Stephen is a Statistician with over thirty years of experience working in industrial statistics, reliability, and metrology. He received his B.S. degree in Mathematics from Abilene Christian University and his M.S. and Ph.D. in Statistics from Iowa State University with an emphasis in statistical process control (SPC).
Areas of expertise include: Statistical process control, design of experiments, complex system reliability, and design and analysis of metrology studies.

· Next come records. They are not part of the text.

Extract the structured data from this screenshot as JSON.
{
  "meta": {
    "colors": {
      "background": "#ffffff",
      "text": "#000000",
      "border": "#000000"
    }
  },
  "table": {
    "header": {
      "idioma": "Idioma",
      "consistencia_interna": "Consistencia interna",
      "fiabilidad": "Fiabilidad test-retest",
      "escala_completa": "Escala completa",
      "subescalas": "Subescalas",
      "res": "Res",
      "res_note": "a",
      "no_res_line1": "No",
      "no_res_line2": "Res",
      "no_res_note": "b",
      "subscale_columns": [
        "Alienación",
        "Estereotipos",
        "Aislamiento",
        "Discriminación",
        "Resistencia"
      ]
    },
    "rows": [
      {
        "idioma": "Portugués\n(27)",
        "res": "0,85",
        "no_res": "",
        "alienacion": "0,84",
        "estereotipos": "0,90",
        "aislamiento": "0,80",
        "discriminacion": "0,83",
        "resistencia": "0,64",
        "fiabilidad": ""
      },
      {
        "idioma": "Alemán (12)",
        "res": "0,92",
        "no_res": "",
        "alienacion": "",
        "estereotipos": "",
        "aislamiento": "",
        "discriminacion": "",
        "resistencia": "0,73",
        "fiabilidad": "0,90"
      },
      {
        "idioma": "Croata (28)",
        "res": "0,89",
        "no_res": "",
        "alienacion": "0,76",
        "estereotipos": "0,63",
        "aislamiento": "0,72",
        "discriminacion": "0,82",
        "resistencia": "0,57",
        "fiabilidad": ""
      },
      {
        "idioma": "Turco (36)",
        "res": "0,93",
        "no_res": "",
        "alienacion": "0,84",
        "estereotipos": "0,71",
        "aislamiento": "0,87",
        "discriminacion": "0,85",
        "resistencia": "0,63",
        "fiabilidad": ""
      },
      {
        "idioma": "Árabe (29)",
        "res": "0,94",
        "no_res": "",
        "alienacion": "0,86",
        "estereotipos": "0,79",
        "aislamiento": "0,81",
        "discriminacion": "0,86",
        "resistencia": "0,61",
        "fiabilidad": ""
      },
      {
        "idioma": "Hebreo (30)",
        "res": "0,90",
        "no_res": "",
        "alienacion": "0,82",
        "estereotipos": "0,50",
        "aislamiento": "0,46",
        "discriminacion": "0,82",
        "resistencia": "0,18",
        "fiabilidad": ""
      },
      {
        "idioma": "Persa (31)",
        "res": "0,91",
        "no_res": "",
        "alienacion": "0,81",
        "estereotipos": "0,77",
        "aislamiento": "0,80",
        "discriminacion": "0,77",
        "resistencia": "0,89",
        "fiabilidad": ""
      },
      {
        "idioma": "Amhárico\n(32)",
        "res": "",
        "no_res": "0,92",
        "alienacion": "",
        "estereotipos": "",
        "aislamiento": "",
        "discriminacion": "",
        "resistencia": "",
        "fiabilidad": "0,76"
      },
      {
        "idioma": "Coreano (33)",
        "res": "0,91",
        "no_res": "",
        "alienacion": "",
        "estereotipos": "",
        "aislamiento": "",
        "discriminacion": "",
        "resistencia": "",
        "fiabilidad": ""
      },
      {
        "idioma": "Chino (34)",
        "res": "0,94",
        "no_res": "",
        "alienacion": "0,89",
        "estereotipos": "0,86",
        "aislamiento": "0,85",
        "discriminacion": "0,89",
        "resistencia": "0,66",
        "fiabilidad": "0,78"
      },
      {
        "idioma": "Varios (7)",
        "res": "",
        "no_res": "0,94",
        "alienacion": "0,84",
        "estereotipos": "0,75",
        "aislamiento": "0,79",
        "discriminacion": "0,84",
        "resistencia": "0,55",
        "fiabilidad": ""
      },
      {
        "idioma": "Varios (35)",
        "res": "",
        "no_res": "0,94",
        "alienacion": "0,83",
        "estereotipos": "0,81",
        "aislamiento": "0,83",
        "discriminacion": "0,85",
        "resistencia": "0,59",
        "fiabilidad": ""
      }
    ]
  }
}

Collin is an Electrical Engineer with over ten years of professional experience in metrology and software development. He received his B.S. degree in Electrical Engineering from Kansas State University and his Ph.D. in Electrical Engineering, with an emphasis in microelectronics and nanotechnology, from Purdue University.
Areas of expertise include: Semiconductor fabrication and nanoscale electronics, software engineering for metrology applications, calibration asset drift and interval analysis, and measurement decision risk.
Eric is a Mechanical and Nuclear Engineer with over ten years of professional experience in the areas of physical/radiation metrology, surface science, explosives engineering, and nuclear reactor analysis. He received his B.S., M.S., and Ph.D. in Nuclear Science & Engineering from MIT, where he was a National Nuclear Security Administration Fellow. His research focused on high speed optical/infrared imaging and development of nanoengineered surfaces. Eric specializes in uncertainty analyses for complex experimental measurements.
Areas of expertise include: High speed videography and photometric measurements, infrared thermography, alpha and beta particle detection, neutron detection, gamma spectroscopy, profilometry and surface roughness measurements, and surface science measurements (XPS, EDS, XRD, SEM).
Nevin is a Statistician with five years of experience in statistical consulting. She received her B.S. degree in Finance from the University of Arizona and her M.S. degree in Statistics from the University of New Mexico. Nevin collaborates on a wide range of projects that include work in statistical computing with R, data visualization and modeling, and uncertainty quantification. She teaches a short course on “Introduction to Statistical Computing in R” and develops R-code for the application of statistics in metrology.
Areas of expertise include: Uncertainty quantification (UQ) for computer models, including input uncertainty characterization and uncertainty propagation methods, binary measurement systems, functional data analysis methods, statistical computing in R.